Washington Post: Egypt unveils discovery of 4,300-year-old tombs.
“Egyptian archaeologists on Thursday unveiled a newly-unearthed double tomb with vivid wall paintings in the ancient necropolis of Saqqara near Cairo, saying it could be the start for uncovering a vast cemetery in the area.” Oh, to be an assistant for Zahi Hawass.
Discover: Gallery: 10 Bizarre New Species Spotted in the Ocean Depths.
Can you imagine if humans had see-through skin, so you could enjoy the view of their intestines? Bleah. Cool photos, though.
New Scientist, CultureLab: Apocalypse, but not right now
Book review. This Saint Exupéry quote certainly doesn’t hurt: “If you want to build a ship, don’t drum up people together to collect wood and don’t assign them tasks and work, but rather teach them to long for the endless immensity of the sea.”
New Scientist, Short Sharp Science: Prawns on Prozac, whatever next? Crabs on cocaine?
“... shrimps exposed to the same Prozac levels present in waste water that flows to rivers and estuaries are five times more likely to swim toward the light instead of away from it. This behaviour could make the shrimp easy prey for fish and birds.” Does this mean humans on Prozac stare at the sun?
Discovery News: Horses Understand Humans, Sort Of.
“Horses inherently understand people better than most other animals do, displaying tremendous sensitivity to even the most subtle eye and body movements, new research suggests.” As long as you take into account their herd psychology.
NY Times: Nut? What Nut? The Squirrel Outwits to Survive.
No. I don’t care how admirable they are, they carry plague in this part of the country. And they eat all our annuals.
Le Monde diplomatique: The practical camel and its culture.
Hey, if climate change ends up significantly drying out the Southwest here, I’ll take up camel ranching.
NY Times: The Passing of an Ocean Explorer.
“Diebold’s last major project was a cruise this March to image the undersea portion of the great fault that shook Haiti on Jan. 12, killing more than 200,000 people. This work, done by a multi-institutional team, has not yet been published, but it is expected to help clarify the mechanics of the fault and refine estimates of future danger to the area.” Thank you for your research, and rest in peace.
Discovery: Red Dwarfs May Be Safe Havens For Life.
What’s more, as the dwarf settles down to a quiescent existence, there would be very little ultraviolet light and an UV filtering ozone layer would not even be needed. Quite fascinating. Fodder for future sci-fi novels, I’m sure.
Popular Science: Yes, Hayabusa Asteroid Probe Contains Particles.
The question is, particles from what, exactly.
BBC News: Planck telescope reveals ancient cosmic light.
New Scientist CultureLab: Decoding the ancient Egyptians’ stone sky map.

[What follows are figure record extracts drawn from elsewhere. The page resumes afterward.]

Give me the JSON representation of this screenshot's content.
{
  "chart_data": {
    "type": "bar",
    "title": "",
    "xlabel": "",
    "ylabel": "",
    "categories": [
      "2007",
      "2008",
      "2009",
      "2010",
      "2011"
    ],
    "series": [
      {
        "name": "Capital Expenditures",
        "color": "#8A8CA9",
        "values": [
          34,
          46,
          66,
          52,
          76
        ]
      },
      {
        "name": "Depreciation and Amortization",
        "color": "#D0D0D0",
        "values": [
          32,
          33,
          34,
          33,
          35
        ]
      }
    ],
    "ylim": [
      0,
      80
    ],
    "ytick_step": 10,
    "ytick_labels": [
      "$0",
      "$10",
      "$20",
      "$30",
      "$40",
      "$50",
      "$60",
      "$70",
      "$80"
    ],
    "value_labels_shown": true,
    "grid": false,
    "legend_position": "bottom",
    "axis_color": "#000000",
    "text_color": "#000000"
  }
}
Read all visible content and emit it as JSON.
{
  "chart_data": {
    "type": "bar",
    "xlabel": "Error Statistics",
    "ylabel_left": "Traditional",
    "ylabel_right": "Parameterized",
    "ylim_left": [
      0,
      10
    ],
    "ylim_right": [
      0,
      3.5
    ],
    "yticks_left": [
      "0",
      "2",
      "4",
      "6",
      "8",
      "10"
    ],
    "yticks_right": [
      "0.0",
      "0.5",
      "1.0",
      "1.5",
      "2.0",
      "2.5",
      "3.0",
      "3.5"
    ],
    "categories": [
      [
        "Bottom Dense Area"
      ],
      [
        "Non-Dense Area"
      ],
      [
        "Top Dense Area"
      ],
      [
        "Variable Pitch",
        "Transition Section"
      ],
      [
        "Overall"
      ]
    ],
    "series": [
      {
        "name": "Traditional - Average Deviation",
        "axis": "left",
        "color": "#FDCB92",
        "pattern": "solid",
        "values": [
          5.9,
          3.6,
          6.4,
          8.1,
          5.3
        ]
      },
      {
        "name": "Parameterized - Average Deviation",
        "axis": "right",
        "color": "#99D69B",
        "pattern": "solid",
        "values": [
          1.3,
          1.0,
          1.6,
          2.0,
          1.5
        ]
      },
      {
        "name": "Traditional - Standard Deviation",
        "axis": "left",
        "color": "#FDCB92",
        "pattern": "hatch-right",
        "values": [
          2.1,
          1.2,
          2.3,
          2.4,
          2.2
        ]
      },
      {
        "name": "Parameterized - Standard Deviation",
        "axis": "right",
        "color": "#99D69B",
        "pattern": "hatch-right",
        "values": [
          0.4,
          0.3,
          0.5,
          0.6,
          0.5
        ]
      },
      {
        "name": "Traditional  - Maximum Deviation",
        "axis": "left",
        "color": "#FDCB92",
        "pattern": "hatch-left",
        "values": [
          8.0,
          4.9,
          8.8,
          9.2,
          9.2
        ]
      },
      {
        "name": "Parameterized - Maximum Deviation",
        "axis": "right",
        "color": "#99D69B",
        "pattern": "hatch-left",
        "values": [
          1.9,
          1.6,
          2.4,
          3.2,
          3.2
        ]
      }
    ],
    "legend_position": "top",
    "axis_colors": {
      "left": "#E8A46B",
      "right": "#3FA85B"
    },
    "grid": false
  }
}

ScienceDaily: North America’s first peoples more genetically diverse than thought.
“These findings raise the number of founding maternal lineages in North America to fifteen. Furthermore, this work emphasizes the critical need for comprehensive analysis of relevant populations to gather a complete picture of migratory events.” Ancient peoples were apparently popping over all the time?
MedPageToday: Attention Problems Traced to Time Spent Gaming.
New Scientist: Tibetans adapted to high life at record-breaking rate.
I wish I were so adaptive. Get me to 12,000 feet and above, and I’m hurtin’ for certain when under load.
University of Haifa: Archaeological mystery solved.
“A 3,200-year-old round bronze tablet with a carved face of a woman, found at the El-ahwat excavation site near Katzir in central Israel, is part of a linchpin that held the wheel of a battle chariot in place.” Fascinating.